Bombing again, noting the effects, bombing again, noting the effects, then bombing with more bombs based on the figures obtained from the first test bombs in direct proportion to achieve the desired comfortable temperature. Now Squirrel has in democratic fashion, taken a pole of
locations, suitable for this test/alteration of the world's temperature, at suitable locations of learning, Eaton,Oxford,Cambridge,those hallowed halls of learning and the learned,(Canadian and American politicians walk the halls to be able to include them on resumes of institutions of learning attended) and, well, the number one selected site,unanimously, was fortunate that Squirrel did not hold a binding referendum, as the
preferred location came out as being........drum roll.......FRANCE!
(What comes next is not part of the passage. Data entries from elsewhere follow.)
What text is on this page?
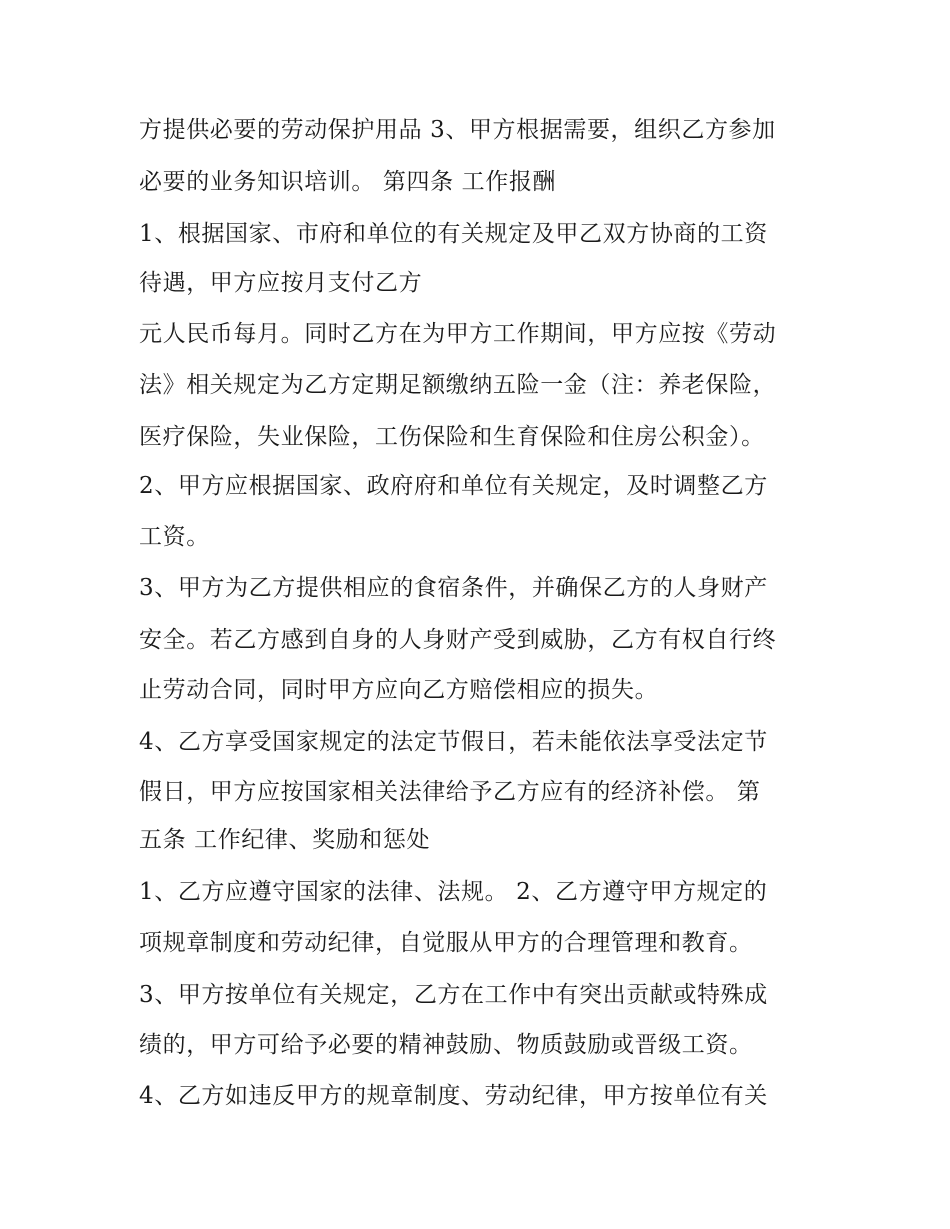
方提供必要的劳动保护用品 3、甲方根据需要，组织乙方参加
必要的业务知识培训。 第四条 工作报酬
1、根据国家、市府和单位的有关规定及甲乙双方协商的工资
待遇，甲方应按月支付乙方
元人民币每月。同时乙方在为甲方工作期间，甲方应按《劳动
法》相关规定为乙方定期足额缴纳五险一金（注：养老保险，
医疗保险，失业保险，工伤保险和生育保险和住房公积金）。
2、甲方应根据国家、政府府和单位有关规定，及时调整乙方
工资。
3、甲方为乙方提供相应的食宿条件，并确保乙方的人身财产
安全。若乙方感到自身的人身财产受到威胁，乙方有权自行终
止劳动合同，同时甲方应向乙方赔偿相应的损失。
4、乙方享受国家规定的法定节假日，若未能依法享受法定节
假日，甲方应按国家相关法律给予乙方应有的经济补偿。 第
五条 工作纪律、奖励和惩处
1、乙方应遵守国家的法律、法规。 2、乙方遵守甲方规定的
项规章制度和劳动纪律，自觉服从甲方的合理管理和教育。
3、甲方按单位有关规定，乙方在工作中有突出贡献或特殊成
绩的，甲方可给予必要的精神鼓励、物质鼓励或晋级工资。
4、乙方如违反甲方的规章制度、劳动纪律，甲方按单位有关
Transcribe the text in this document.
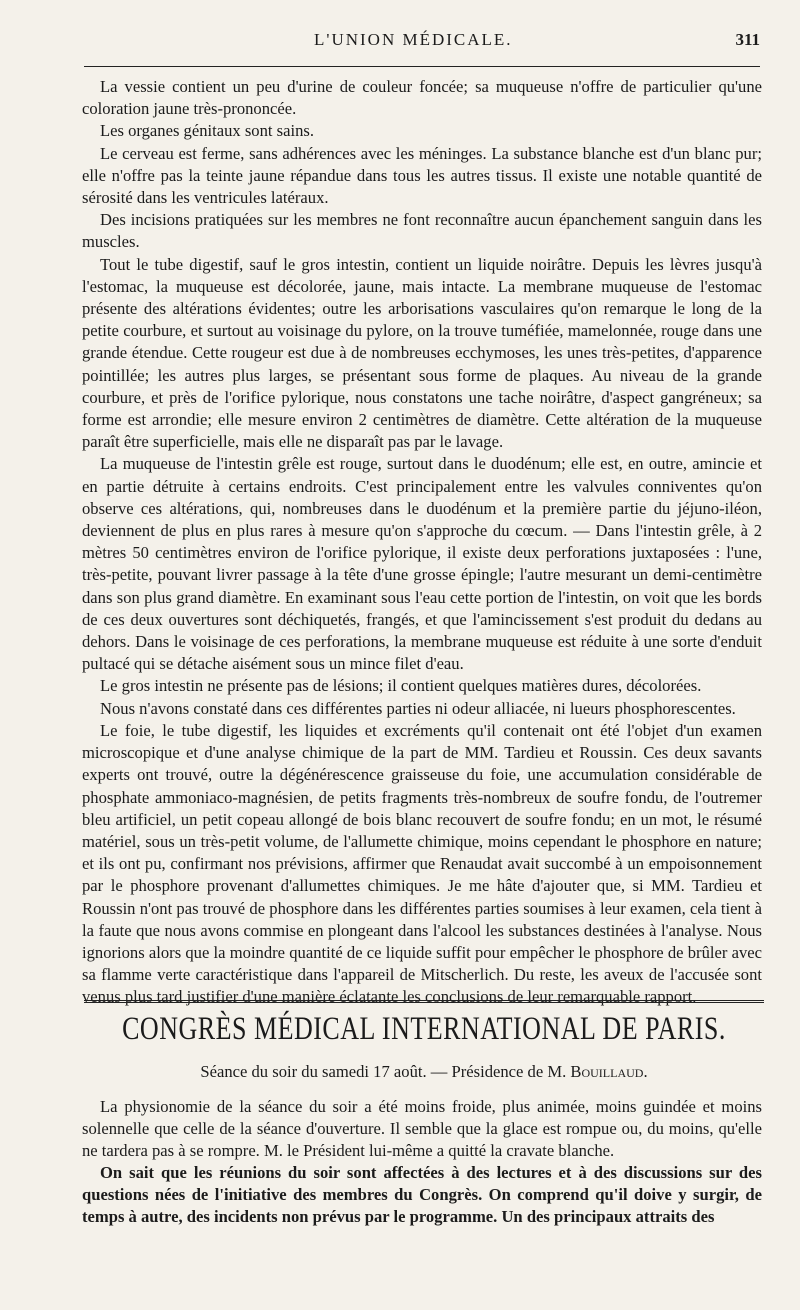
L'UNION MÉDICALE.	311

La vessie contient un peu d'urine de couleur foncée; sa muqueuse n'offre de particulier qu'une coloration jaune très-prononcée.

Les organes génitaux sont sains.

Le cerveau est ferme, sans adhérences avec les méninges. La substance blanche est d'un blanc pur; elle n'offre pas la teinte jaune répandue dans tous les autres tissus. Il existe une notable quantité de sérosité dans les ventricules latéraux.

Des incisions pratiquées sur les membres ne font reconnaître aucun épanchement sanguin dans les muscles.

Tout le tube digestif, sauf le gros intestin, contient un liquide noirâtre. Depuis les lèvres jusqu'à l'estomac, la muqueuse est décolorée, jaune, mais intacte. La membrane muqueuse de l'estomac présente des altérations évidentes; outre les arborisations vasculaires qu'on remarque le long de la petite courbure, et surtout au voisinage du pylore, on la trouve tuméfiée, mamelonnée, rouge dans une grande étendue. Cette rougeur est due à de nombreuses ecchymoses, les unes très-petites, d'apparence pointillée; les autres plus larges, se présentant sous forme de plaques. Au niveau de la grande courbure, et près de l'orifice pylorique, nous constatons une tache noirâtre, d'aspect gangréneux; sa forme est arrondie; elle mesure environ 2 centimètres de diamètre. Cette altération de la muqueuse paraît être superficielle, mais elle ne disparaît pas par le lavage.

La muqueuse de l'intestin grêle est rouge, surtout dans le duodénum; elle est, en outre, amincie et en partie détruite à certains endroits. C'est principalement entre les valvules conniventes qu'on observe ces altérations, qui, nombreuses dans le duodénum et la première partie du jéjuno-iléon, deviennent de plus en plus rares à mesure qu'on s'approche du cœcum. — Dans l'intestin grêle, à 2 mètres 50 centimètres environ de l'orifice pylorique, il existe deux perforations juxtaposées : l'une, très-petite, pouvant livrer passage à la tête d'une grosse épingle; l'autre mesurant un demi-centimètre dans son plus grand diamètre. En examinant sous l'eau cette portion de l'intestin, on voit que les bords de ces deux ouvertures sont déchiquetés, frangés, et que l'amincissement s'est produit du dedans au dehors. Dans le voisinage de ces perforations, la membrane muqueuse est réduite à une sorte d'enduit pultacé qui se détache aisément sous un mince filet d'eau.

Le gros intestin ne présente pas de lésions; il contient quelques matières dures, décolorées.

Nous n'avons constaté dans ces différentes parties ni odeur alliacée, ni lueurs phosphorescentes.

Le foie, le tube digestif, les liquides et excréments qu'il contenait ont été l'objet d'un examen microscopique et d'une analyse chimique de la part de MM. Tardieu et Roussin. Ces deux savants experts ont trouvé, outre la dégénérescence graisseuse du foie, une accumulation considérable de phosphate ammoniaco-magnésien, de petits fragments très-nombreux de soufre fondu, de l'outremer bleu artificiel, un petit copeau allongé de bois blanc recouvert de soufre fondu; en un mot, le résumé matériel, sous un très-petit volume, de l'allumette chimique, moins cependant le phosphore en nature; et ils ont pu, confirmant nos prévisions, affirmer que Renaudat avait succombé à un empoisonnement par le phosphore provenant d'allumettes chimiques. Je me hâte d'ajouter que, si MM. Tardieu et Roussin n'ont pas trouvé de phosphore dans les différentes parties soumises à leur examen, cela tient à la faute que nous avons commise en plongeant dans l'alcool les substances destinées à l'analyse. Nous ignorions alors que la moindre quantité de ce liquide suffit pour empêcher le phosphore de brûler avec sa flamme verte caractéristique dans l'appareil de Mitscherlich. Du reste, les aveux de l'accusée sont venus plus tard justifier d'une manière éclatante les conclusions de leur remarquable rapport.

CONGRÈS MÉDICAL INTERNATIONAL DE PARIS.
Séance du soir du samedi 17 août. — Présidence de M. Bouillaud.

La physionomie de la séance du soir a été moins froide, plus animée, moins guindée et moins solennelle que celle de la séance d'ouverture. Il semble que la glace est rompue ou, du moins, qu'elle ne tardera pas à se rompre. M. le Président lui-même a quitté la cravate blanche.

On sait que les réunions du soir sont affectées à des lectures et à des discussions sur des questions nées de l'initiative des membres du Congrès. On comprend qu'il doive y surgir, de temps à autre, des incidents non prévus par le programme. Un des principaux attraits des
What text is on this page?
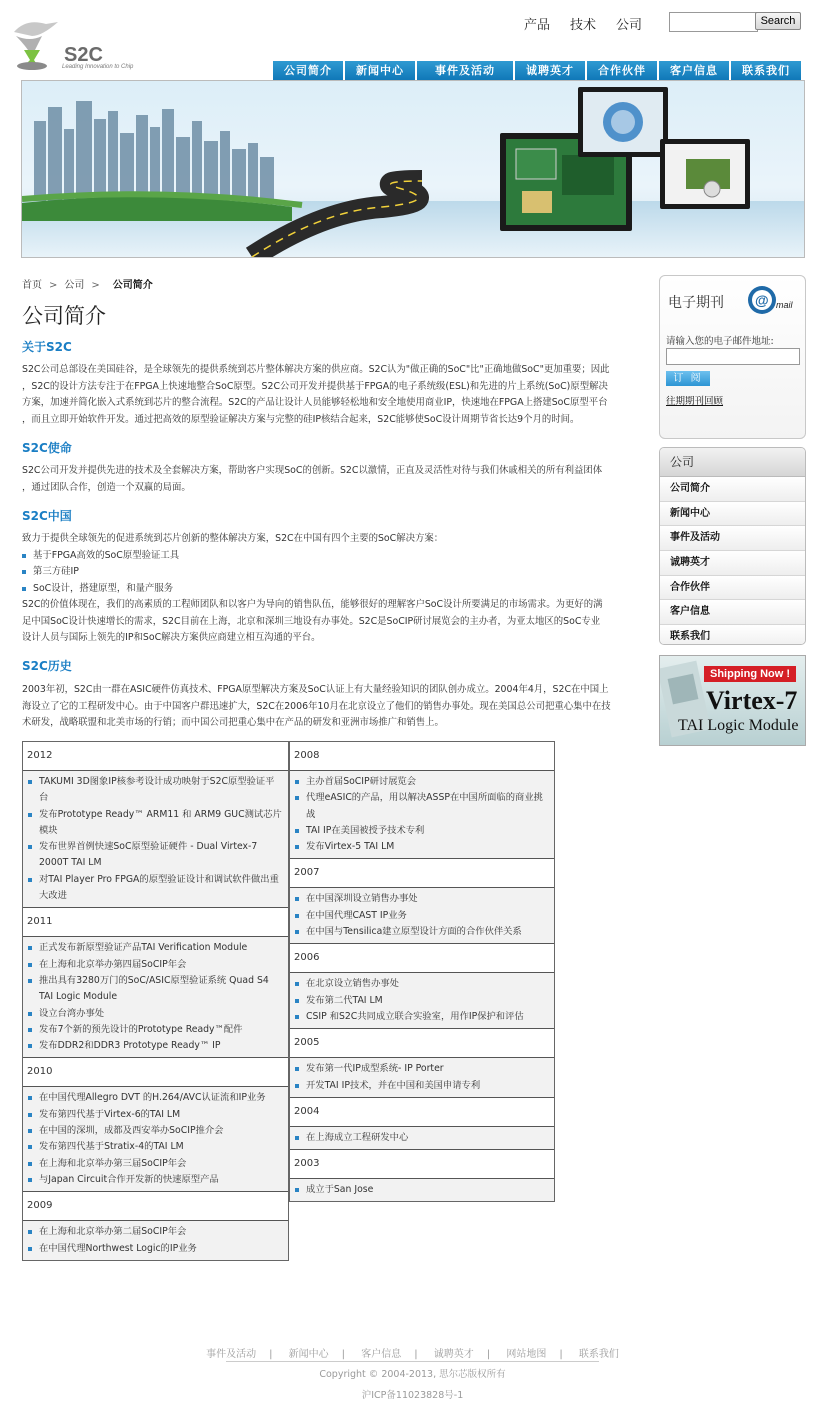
S2C
Leading Innovation to Chip
产品 技术 公司	Search
公司简介	新闻中心	事件及活动	诚聘英才	合作伙伴	客户信息	联系我们
首页 > 公司 > 公司简介
公司简介
关于S2C
S2C公司总部设在美国硅谷，是全球领先的提供系统到芯片整体解决方案的供应商。S2C认为"做正确的SoC"比"正确地做SoC"更加重要；因此
，S2C的设计方法专注于在FPGA上快速地整合SoC原型。S2C公司开发并提供基于FPGA的电子系统级(ESL)和先进的片上系统(SoC)原型解决
方案，加速并简化嵌入式系统到芯片的整合流程。S2C的产品让设计人员能够轻松地和安全地使用商业IP，快速地在FPGA上搭建SoC原型平台
，而且立即开始软件开发。通过把高效的原型验证解决方案与完整的硅IP核结合起来，S2C能够使SoC设计周期节省长达9个月的时间。
S2C使命
S2C公司开发并提供先进的技术及全套解决方案，帮助客户实现SoC的创新。S2C以激情，正直及灵活性对待与我们休戚相关的所有利益团体
，通过团队合作，创造一个双赢的局面。
S2C中国
致力于提供全球领先的促进系统到芯片创新的整体解决方案，S2C在中国有四个主要的SoC解决方案：
基于FPGA高效的SoC原型验证工具
第三方硅IP
SoC设计，搭建原型，和量产服务
S2C的价值体现在，我们的高素质的工程师团队和以客户为导向的销售队伍，能够很好的理解客户SoC设计所要满足的市场需求。为更好的满
足中国SoC设计快速增长的需求，S2C目前在上海，北京和深圳三地设有办事处。S2C是SoCIP研讨展览会的主办者，为亚太地区的SoC专业
设计人员与国际上领先的IP和SoC解决方案供应商建立相互沟通的平台。
S2C历史
2003年初，S2C由一群在ASIC硬件仿真技术、FPGA原型解决方案及SoC认证上有大量经验知识的团队创办成立。2004年4月，S2C在中国上
海设立了它的工程研发中心。由于中国客户群迅速扩大，S2C在2006年10月在北京设立了他们的销售办事处。现在美国总公司把重心集中在技
术研发，战略联盟和北美市场的行销；而中国公司把重心集中在产品的研发和亚洲市场推广和销售上。
2012
TAKUMI 3D图象IP核参考设计成功映射于S2C原型验证平台
发布Prototype Ready™ ARM11 和 ARM9 GUC测试芯片模块
发布世界首例快速SoC原型验证硬件 - Dual Virtex-7 2000T TAI LM
对TAI Player Pro FPGA的原型验证设计和调试软件做出重大改进
2011
正式发布新原型验证产品TAI Verification Module
在上海和北京举办第四届SoCIP年会
推出具有3280万门的SoC/ASIC原型验证系统 Quad S4 TAI Logic Module
设立台湾办事处
发布7个新的预先设计的Prototype Ready™配件
发布DDR2和DDR3 Prototype Ready™ IP
2010
在中国代理Allegro DVT 的H.264/AVC认证流和IP业务
发布第四代基于Virtex-6的TAI LM
在中国的深圳，成都及西安举办SoCIP推介会
发布第四代基于Stratix-4的TAI LM
在上海和北京举办第三届SoCIP年会
与Japan Circuit合作开发新的快速原型产品
2009
在上海和北京举办第二届SoCIP年会
在中国代理Northwest Logic的IP业务
2008
主办首届SoCIP研讨展览会
代理eASIC的产品，用以解决ASSP在中国所面临的商业挑战
TAI IP在美国被授予技术专利
发布Virtex-5 TAI LM
2007
在中国深圳设立销售办事处
在中国代理CAST IP业务
在中国与Tensilica建立原型设计方面的合作伙伴关系
2006
在北京设立销售办事处
发布第二代TAI LM
CSIP 和S2C共同成立联合实验室，用作IP保护和评估
2005
发布第一代IP成型系统- IP Porter
开发TAI IP技术，并在中国和美国申请专利
2004
在上海成立工程研发中心
2003
成立于San Jose
电子期刊 @ mail
请输入您的电子邮件地址:
订 阅
往期期刊回顾
公司
公司简介
新闻中心
事件及活动
诚聘英才
合作伙伴
客户信息
联系我们
Shipping Now !
Virtex-7
TAI Logic Module
事件及活动 | 新闻中心 | 客户信息 | 诚聘英才 | 网站地图 | 联系我们
Copyright © 2004-2013, 思尔芯版权所有
沪ICP备11023828号-1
Somehow I expected this,and I know the French will be angry with Squirrel such that Squirrel does not prefer them to win anything, nor come out first in anything, but so it goes,Squirrel prefers and
recommends, for whatever reasons, to use the test site of...... GREENLAND!

 Now I know Eaton,Oxford,Cambridge, et all, may be displeased with Squirrel for rejecting France, but they must know the French are basically useless for anything, and that includes this, they are just not known for doing anything right really and as such, must not be involved in such a critically scientific and important undertaking. Indeed the contributions of the French in the fields of sciences have been severely limited to discoveries made entirely by errors and accidents, actually made and discovered by those other than the French who discovered the French errors and what they had done.
   All things taken in to account, Squirrel here states that to end global warming and replace it with suitable global cooling,adding air conditioning to the world as it were, was and is to increase the amounts of available and actively erupting volcanoes, and also to atombomb,most severely, Greenland, to bring the effects of nuclear winter to add to the effects of global cooling,all being done properly and scientifically of course. Squirrel here does mention, though, that should there be displeasure with his selection of Greenland to be atom bombed, severely effecting and resulting in the cutting off of any and or all of his
scientific funding, then he will immediately scientifically reconsider and go with their recommendation of atom bombing France. In all things,always, Squirrel remains inflexible, unbending, uninfluenceable,in those matters involving scientific solutions to problems. So says Squirrel.

Secret Squirrel,
MRL,Monster Raving Loony Party,
MP,Dunny On The Wold,
Minister For Re-Deranged re-Engineering.